Naufrágio Transcendental
Composição: Tiago Barros.Meia dúzia de rosas sangram no buquê elétrico,
a madrugada rasga o teto da minha lucidez.
Meus pensamentos colidem em órbita nervosa
e o coração implode pedindo lucidez.
O silêncio sibila profecias no escuro,
teus olhos já fazem as malas do amanhã.
Finjo não ouvir o eco do teu sumir
enquanto o tempo afia dentes de manhã.
Tua mão roça a minha como sentença lenta,
um adeus disfarçado de ternura ritual.
E eu leio nas fissuras da memória
que todo fim é um deus marginal.
Eu me desfaço em ruínas por amor consciente,
sabendo que o prazo mordia o horizonte.
Se eu abrir a porta e te libertar do peito,
que seja verdade — não ponte quebrada, não miragem, não fonte.

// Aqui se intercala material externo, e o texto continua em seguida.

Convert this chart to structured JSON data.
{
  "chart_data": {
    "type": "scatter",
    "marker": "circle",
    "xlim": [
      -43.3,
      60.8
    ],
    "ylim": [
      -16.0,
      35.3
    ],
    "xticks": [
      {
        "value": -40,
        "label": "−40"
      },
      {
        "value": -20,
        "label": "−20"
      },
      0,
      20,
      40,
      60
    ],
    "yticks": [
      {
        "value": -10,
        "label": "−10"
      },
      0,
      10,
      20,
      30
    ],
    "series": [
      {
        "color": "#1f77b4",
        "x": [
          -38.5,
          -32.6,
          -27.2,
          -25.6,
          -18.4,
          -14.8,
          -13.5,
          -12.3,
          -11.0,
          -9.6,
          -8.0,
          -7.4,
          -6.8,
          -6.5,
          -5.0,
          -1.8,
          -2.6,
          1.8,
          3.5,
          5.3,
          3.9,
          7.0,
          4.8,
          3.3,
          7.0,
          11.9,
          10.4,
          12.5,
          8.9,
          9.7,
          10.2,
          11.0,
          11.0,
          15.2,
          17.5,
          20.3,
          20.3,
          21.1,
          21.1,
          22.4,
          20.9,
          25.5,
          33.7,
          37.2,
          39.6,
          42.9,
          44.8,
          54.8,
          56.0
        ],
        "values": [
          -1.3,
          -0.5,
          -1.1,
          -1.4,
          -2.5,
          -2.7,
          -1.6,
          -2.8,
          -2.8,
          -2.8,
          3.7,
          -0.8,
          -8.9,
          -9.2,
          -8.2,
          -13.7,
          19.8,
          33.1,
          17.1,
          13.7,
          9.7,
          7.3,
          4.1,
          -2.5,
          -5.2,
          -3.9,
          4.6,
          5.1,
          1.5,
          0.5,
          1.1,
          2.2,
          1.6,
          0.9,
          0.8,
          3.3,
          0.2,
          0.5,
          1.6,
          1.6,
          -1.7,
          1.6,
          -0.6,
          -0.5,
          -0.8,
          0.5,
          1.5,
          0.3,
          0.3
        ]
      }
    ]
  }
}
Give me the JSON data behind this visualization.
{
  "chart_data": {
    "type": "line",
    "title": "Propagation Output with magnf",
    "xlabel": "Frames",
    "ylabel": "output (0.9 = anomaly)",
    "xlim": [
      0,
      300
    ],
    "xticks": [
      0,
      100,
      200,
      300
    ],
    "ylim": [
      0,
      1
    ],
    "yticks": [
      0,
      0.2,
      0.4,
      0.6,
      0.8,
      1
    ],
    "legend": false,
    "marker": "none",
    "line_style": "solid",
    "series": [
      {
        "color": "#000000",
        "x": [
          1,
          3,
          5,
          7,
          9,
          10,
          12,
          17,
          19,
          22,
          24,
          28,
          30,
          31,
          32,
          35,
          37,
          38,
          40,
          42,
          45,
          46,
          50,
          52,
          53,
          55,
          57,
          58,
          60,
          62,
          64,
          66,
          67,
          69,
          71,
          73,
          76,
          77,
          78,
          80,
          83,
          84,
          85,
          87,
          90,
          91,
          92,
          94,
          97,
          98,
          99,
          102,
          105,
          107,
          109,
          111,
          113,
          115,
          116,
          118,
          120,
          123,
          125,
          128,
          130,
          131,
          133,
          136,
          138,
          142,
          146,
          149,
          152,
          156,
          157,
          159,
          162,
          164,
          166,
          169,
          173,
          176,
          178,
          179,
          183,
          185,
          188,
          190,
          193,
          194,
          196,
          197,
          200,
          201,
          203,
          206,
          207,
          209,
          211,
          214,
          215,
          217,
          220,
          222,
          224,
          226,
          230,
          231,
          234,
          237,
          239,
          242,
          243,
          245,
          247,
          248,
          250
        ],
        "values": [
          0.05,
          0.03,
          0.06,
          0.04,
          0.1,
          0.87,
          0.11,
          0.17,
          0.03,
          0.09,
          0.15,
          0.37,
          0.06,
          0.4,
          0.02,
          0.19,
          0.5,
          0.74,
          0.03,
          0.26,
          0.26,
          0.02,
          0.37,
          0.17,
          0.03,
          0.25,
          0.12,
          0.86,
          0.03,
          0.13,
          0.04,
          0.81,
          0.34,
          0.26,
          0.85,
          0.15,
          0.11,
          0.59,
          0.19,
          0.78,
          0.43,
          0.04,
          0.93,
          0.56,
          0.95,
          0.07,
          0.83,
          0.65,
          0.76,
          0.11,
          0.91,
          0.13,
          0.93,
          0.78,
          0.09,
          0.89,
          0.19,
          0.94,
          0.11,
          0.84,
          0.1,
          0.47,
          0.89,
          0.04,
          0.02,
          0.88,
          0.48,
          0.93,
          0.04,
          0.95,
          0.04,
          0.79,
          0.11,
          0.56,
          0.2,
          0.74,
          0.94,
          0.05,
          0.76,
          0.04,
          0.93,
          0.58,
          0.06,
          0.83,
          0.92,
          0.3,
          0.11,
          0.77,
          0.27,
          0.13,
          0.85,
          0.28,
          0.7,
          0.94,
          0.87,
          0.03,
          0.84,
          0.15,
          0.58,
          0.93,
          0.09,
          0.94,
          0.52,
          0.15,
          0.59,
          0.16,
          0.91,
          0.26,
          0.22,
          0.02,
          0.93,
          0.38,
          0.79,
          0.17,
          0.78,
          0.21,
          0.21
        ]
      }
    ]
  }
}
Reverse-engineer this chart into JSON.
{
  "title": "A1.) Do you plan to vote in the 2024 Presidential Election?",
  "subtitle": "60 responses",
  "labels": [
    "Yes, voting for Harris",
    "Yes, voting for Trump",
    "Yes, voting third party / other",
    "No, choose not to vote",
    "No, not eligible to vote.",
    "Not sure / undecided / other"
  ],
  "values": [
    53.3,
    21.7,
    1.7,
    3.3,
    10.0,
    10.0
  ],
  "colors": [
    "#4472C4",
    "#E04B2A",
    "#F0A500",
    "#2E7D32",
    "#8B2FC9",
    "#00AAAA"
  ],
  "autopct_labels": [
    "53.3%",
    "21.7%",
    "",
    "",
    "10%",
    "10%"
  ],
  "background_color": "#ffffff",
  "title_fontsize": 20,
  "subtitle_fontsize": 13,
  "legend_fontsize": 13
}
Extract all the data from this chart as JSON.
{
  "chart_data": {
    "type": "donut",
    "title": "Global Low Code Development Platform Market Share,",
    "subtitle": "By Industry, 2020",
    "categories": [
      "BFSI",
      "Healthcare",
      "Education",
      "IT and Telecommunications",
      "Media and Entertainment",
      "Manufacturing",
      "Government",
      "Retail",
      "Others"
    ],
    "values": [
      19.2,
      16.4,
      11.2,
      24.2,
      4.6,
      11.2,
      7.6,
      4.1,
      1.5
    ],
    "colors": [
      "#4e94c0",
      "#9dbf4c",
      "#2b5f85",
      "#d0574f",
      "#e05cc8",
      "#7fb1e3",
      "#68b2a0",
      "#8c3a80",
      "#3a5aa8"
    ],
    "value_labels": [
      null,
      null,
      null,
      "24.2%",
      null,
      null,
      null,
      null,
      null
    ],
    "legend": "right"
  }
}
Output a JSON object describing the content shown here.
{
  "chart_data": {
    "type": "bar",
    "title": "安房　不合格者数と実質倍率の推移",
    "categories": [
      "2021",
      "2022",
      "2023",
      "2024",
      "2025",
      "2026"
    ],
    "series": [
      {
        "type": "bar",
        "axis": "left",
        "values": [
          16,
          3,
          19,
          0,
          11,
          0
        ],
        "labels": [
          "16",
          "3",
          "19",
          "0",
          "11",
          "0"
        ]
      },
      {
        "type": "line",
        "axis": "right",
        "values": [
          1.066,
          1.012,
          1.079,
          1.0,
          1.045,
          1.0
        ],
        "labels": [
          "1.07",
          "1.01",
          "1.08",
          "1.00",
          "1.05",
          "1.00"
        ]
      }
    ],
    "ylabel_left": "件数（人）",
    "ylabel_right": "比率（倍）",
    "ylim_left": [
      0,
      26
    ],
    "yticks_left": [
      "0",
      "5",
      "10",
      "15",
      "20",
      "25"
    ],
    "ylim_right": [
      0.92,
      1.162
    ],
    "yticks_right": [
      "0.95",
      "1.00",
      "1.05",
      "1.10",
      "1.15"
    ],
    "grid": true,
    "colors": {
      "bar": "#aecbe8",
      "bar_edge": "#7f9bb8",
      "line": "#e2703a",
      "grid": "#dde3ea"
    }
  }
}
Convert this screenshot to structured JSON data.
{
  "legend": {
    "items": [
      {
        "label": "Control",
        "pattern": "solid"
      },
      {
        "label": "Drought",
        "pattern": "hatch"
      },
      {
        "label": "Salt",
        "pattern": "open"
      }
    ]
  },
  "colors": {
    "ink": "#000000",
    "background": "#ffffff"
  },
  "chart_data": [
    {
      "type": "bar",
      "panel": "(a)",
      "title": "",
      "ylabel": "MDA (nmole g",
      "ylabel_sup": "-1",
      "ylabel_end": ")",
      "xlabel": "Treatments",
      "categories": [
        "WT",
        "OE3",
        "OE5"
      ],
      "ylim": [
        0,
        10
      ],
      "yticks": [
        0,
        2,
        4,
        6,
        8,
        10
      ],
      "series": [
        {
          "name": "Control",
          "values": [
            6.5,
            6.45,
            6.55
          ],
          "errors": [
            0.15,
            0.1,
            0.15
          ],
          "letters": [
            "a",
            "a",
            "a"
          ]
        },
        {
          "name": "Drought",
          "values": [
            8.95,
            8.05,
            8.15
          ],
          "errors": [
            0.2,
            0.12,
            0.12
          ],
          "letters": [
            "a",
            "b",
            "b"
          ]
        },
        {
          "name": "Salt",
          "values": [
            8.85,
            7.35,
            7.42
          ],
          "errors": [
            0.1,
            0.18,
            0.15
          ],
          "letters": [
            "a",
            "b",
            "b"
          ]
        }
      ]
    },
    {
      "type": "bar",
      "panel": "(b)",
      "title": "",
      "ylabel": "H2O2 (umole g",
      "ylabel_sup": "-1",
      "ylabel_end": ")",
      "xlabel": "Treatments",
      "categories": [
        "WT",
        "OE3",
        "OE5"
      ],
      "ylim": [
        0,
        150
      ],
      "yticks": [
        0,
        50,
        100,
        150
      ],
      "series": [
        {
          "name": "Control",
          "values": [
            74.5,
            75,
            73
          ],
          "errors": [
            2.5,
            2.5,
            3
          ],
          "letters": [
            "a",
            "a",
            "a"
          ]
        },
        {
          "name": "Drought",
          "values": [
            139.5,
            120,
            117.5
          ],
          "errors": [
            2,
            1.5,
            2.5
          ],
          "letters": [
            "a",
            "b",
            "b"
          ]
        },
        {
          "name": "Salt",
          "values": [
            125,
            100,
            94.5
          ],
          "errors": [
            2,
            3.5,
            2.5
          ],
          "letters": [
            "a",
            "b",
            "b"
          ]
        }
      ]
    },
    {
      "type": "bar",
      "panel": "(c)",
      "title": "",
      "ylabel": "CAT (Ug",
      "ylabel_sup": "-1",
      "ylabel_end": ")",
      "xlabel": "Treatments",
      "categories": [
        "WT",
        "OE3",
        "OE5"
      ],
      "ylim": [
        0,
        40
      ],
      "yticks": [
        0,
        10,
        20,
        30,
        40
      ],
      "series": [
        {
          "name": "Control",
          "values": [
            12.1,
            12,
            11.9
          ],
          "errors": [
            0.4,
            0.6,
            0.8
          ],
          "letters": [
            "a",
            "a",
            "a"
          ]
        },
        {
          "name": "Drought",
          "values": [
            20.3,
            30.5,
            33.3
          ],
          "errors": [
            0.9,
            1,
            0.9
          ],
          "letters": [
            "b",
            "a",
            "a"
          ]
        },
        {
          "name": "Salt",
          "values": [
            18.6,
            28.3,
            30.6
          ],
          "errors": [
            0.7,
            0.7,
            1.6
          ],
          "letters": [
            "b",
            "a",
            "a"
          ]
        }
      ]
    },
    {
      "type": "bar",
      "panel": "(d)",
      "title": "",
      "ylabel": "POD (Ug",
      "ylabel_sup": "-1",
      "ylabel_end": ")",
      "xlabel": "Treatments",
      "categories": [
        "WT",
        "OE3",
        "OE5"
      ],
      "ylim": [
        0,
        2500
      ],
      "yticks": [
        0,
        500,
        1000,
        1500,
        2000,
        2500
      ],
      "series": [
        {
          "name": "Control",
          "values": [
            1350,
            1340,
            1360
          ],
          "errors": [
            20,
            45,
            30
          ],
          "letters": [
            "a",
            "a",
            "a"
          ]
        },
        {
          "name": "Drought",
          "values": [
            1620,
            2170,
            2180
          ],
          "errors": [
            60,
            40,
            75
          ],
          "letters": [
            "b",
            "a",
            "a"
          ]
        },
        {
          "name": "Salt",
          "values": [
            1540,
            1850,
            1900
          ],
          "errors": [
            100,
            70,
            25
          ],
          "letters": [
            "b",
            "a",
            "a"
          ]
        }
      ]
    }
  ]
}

Deixo ir o vulto da nossa febre,
mas cada passo teu reverbera em mim.
Detesto despedidas que cheiram a eternidade
mas sorrio quando a verdade chega ao fim.
Nos dias tensos despi minha armadura,
não por fraqueza — por devoção febril.
Teu nome foi minha geografia secreta,
meu altar desmoronando em abril.
E mesmo que a lembrança fira como sal,
não nego o incêndio que nos moldou.
Ver-te partir é aceitar o eco
do que nunca realmente cessou.
Rosas giram — relógios vomitam luz —
tua ausência reverbera em parafuso.
Meu corpo aprende a ser continente
de um amor que sangra, mas é difuso.
Saliva de estrela, prece nervosa,
cada batida um parto sideral.
Te amar foi guerra, foi primavera,
foi naufrágio transcendental.
Eu fiz de tudo, diluí-me em constelações,
te amei sem exigir explicação.
Te deixo ir — mas carrego cicatrizes
que perfumam minha solidão.
E se o tempo nos cruzar em outro plano,
talvez sejamos menos furacão.
Até lá, sigo — rosa em combustão —
um coração que aprendeu a deixar ir
sem implorar redenção.
Meia dúzia de rosas.
E um silêncio que ainda respira você.